- 2 tablespoons extra-virgin olive oil
- 2 tablespoons unsalted butter
- 2 pounds ground chicken (room temperature)
- 2 garlic cloves, chopped
- 2 large celery stalks, finely chopped
- 1 medium onion, finely chopped
- 2 carrots, finely chopped
- 1 large jalapeño, seeded and finely chopped
- 2 teaspoons kosher salt
- 1/4 teaspoon freshly ground black pepper
- 2 teaspoons ground cumin
- 1 teaspoon ground coriander
- 8 ounces of beer, preferably a pale ale (try Upland's Helios)
- 4 ounces hot sauce
- 15 ounces tomato sauce
- 12 ounces tomato juice
- 8 ounces chicken broth
- 1/4 teaspoon granulated sugar
Fresh vegetables, lots of tortilla chips and cheese quesadillas are great sides. For a milder taste, omit the jalapeño and/or reduce the hot sauce.

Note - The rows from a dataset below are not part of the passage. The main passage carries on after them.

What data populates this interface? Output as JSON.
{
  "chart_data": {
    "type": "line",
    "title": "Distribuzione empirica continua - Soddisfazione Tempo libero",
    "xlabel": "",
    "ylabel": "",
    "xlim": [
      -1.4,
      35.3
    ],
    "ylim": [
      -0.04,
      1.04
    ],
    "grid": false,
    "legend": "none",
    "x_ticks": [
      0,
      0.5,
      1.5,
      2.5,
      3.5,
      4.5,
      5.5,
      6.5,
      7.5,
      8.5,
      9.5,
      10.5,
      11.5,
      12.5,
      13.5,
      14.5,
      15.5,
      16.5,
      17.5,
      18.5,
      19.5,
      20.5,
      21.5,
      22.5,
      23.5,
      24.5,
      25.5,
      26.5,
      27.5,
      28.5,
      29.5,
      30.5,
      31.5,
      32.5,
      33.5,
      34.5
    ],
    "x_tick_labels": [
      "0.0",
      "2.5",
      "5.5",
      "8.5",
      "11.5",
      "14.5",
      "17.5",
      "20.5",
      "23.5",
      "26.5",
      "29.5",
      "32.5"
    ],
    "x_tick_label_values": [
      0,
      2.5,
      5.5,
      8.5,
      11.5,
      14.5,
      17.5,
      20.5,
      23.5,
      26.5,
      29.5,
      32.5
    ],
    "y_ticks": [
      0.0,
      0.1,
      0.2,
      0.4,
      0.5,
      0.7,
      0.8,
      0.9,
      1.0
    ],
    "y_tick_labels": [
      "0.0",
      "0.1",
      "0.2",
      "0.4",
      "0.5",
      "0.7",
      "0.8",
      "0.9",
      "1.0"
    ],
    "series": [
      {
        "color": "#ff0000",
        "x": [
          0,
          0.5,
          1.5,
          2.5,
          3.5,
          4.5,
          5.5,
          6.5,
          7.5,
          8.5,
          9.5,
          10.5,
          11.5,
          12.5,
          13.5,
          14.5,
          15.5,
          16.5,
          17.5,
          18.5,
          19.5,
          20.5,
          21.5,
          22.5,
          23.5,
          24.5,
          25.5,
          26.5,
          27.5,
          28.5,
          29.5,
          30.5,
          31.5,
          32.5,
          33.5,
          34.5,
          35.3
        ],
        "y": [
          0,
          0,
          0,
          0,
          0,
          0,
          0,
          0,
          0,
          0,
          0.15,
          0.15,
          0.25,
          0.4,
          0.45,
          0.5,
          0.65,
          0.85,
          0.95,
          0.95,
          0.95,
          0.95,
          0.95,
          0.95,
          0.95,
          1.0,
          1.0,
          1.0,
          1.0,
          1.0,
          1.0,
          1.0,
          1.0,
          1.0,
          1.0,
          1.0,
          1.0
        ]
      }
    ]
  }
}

1. Heat a soup pot over high heat; add the extra-virgin olive oil and butter to the heated pot and melt together.
2. Add the chicken to the pot, breaking up the meat in to small pieces. Cook until browned.
3. Add the chopped garlic, celery, onion, carrot and jalapeño.
4. Add the salt, pepper, cumin and coriander, and stir the ingredients in the pot together.
5. Cook the mixture for 10–15 minutes.
6. Add the beer and scrape up browned bits from the bottom of the soup pot.
7. Reduce heat to medium and cook for 5 minutes.
8. Stir in hot sauce, tomato sauce, tomato juice, chicken broth and granulated sugar.
9. Reduce heat to low and simmer, uncovered, for 15–20 minutes.
10. Garnish each serving, if desired, with a drizzle of ranch salad dressing. Or, serve with blue cheese tortilla chips (to make, top chips with crumbled blue cheese and warm in oven until cheese starts to melt).